Author(s)

V. Bianco, O. Manca & S. Nardini

Abstract

In this paper the development of the laminar forced convection flow of a water– Al2O3 nanofluid in a circular tube submitted to a constant and uniform heat flux at the wall is numerically investigated in a transient regime. A single and twophase model (discrete particles model) is employed with either constant or temperature-dependent properties. The investigation is accomplished for a particle size equal to 100 nm.
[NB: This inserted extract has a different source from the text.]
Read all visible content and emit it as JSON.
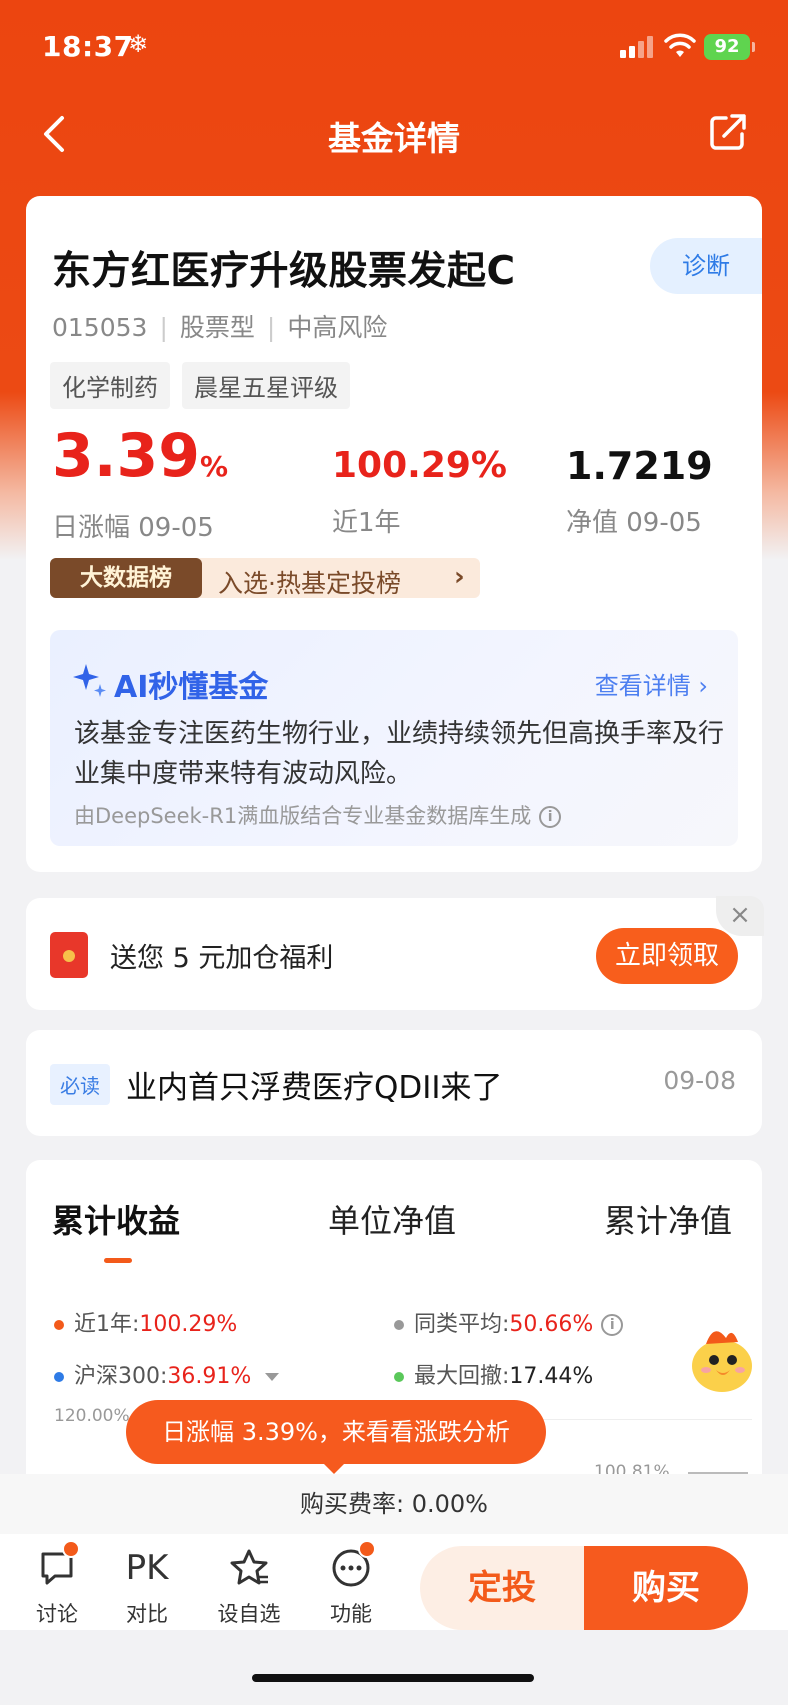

The convective heat transfer coefficient for nanofluids is greater than that of the base liquid. Heat transfer enhancement increases with the particle volume concentration, but it is accompanied by increasing wall shear stress values. Keywords: nanofluid, forced convection, transient numerical analysis. 1 Introduction Convective heat transfer enhancement is a continuous demand in many industrial heating or cooling equipment. An innovative technique for improving heat transfer by using ultra fine solid particles in the fluids has been used extensively during the last decade. Maxwell [1] showed the possibility of increasing thermal conductivity of a mixture by greater volume fraction of solid particles. These fluids, containing colloidal suspended nanoparticles, have been called nanofluids. Nowadays there is a fast growth of research activities in this heat transfer area, as recently reviewed for example in [2–4].

Keywords

nanofluid, forced convection, transient numerical analysis.